Hope you enjoy it. I'm may go searching for the other post I did on that tour. It was a humorous take on the alpha male in romance. If I find it, I'll post it too.

Now, without further pondering, I present ...

The Charm and Truths in Historical Romance
by Jena Baxter

Hello, my name is Jena Baxter, and I write YA fantasy and historical romance.

I never planned on writing historical fiction, but I’ve always loved history, and wanted to write a novel of The Little Matchgirl, that was closer to Hans Christian Anderson’s vision. I guess that’s a little contradictory, but I hadn’t seen past that particular story yet.  I started my research on the time period, and studied the story, and what he might have seen. Later I learned it was a prompt from a popular calendar someone gave him, but I’ve also read that he meant for it to be a statement of his time.

I’ve always thought it was interesting that Little Matchgirl became a children’s Christmas classic. A young girl is afraid to go home because she didn’t sell any matches. It’s New Year’s Eve and she’s cold, so she lights her matches one by one to try and stay warm, hallucinating until she dies sometime before morning, and her grandmother – who is now an angel – takes her to heaven. We see the romance in her visions and the dream of a better life, and forget she’s a lost child on the street somewhere. I’ve written two published novels since then and my Little Matchgirl still hasn’t been written.

The Victorian Era was such a time of hope, but also a time of despair. It encompassed the Industrial Revolution. Many people suffered incredible losses; a few opened factories and made a fortune. Unfortunately, so many people flocked into London that employers could pay less than they should, and many lives fell into poverty. Even children had to work some pretty terrible jobs.

And yet it’s still a period of romance.
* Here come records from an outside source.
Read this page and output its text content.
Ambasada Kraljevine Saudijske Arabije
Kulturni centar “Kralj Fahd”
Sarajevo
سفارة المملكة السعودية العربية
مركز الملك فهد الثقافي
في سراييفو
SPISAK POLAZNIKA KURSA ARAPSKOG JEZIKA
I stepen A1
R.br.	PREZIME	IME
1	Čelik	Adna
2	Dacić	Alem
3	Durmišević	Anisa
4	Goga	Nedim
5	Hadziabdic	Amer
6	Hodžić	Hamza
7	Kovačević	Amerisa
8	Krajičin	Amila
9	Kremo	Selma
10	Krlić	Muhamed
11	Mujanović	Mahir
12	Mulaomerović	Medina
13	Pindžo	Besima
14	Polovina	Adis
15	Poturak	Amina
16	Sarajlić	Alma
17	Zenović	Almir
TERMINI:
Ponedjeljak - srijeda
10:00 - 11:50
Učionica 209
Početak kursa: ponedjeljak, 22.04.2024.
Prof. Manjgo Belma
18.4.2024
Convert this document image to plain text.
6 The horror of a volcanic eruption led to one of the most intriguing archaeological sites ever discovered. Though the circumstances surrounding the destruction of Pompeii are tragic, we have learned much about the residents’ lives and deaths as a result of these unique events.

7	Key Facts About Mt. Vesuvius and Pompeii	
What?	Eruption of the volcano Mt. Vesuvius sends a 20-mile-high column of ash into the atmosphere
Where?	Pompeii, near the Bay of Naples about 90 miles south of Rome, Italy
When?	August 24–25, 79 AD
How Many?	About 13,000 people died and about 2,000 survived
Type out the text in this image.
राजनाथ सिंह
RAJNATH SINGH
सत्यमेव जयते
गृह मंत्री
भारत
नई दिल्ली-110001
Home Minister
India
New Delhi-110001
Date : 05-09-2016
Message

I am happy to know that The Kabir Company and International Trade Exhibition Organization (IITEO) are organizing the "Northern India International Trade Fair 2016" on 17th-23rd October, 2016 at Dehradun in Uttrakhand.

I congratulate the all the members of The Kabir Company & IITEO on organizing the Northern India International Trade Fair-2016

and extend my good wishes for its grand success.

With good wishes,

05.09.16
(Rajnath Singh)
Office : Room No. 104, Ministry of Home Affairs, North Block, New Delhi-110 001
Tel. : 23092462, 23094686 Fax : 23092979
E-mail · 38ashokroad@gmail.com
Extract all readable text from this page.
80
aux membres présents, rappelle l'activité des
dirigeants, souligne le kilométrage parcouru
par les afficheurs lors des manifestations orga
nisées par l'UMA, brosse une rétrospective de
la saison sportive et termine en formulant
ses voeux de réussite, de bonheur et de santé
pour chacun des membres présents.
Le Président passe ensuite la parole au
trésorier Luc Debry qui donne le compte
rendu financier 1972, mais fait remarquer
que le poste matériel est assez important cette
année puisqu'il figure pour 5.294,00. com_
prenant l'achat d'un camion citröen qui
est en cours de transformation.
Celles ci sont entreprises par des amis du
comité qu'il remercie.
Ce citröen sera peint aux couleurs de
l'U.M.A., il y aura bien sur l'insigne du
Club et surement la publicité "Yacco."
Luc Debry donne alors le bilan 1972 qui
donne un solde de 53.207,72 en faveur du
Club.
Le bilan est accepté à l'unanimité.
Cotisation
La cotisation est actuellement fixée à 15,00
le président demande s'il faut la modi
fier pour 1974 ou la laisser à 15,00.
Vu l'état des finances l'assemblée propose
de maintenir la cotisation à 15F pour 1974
The language of flowers, courting, dancing, gorgeous dresses, and long walks with a hopeful suitor. But a woman had to choose well because who she chose defined not only who she was, but also the comfort of her future. I found a diary entry by a gentleman who said he had everything he needed and it was time to get a wife to care for his home. Forgive me for not being able to give you my sources, in changing computers I’ve lost more than a few things I studied.

We all know about the dreaded corsets. They were uncomfortable and often cut off the air flow so much that women would faint. Men saw them as delicate creatures. They would be too, if they couldn’t breathe, but women have always paid for beauty, whether by cash or disfiguration. What I had never realized was that the internal organs had to go somewhere, so they were pushed up and down, away from the beautifully sculpted waist.

In my recent novel, The Carriage, my main man and heroine have to face a clash of cultures, because Alexis is an independent twenty-first century woman. They learn how to compromise to make the relationship work, and my leading man, Ezra, is cutting edge for his time.

The facts of the era sound discouraging, and in some ways they are, but time has proven that romance is eternal. From the beginning of time until now, love has always made the difference.

I have to add that my rendition of The Little Matchgirl has even now, still not been written. I've planned and re-planned, and I now have something I'm happy with, so once I'm caught up, I hope to sit down and pen that story.

Hans Christian Anderson was an incredible man, who cared about the suffering of society, because having been poor as a child, he faced a good deal of cruelty himself. And yet he grew up to learn the art of story. He gave us not only the tragic short story of a little lost girl, but The Christmas Shoes, and the classic favorite, Little Mermaid. A kind and incredible man, and no less an incredible Author.

On top of that, he got to meet and hang out with The Brothers Grimm, and Charles Dickens. That sounds pretty cool to me.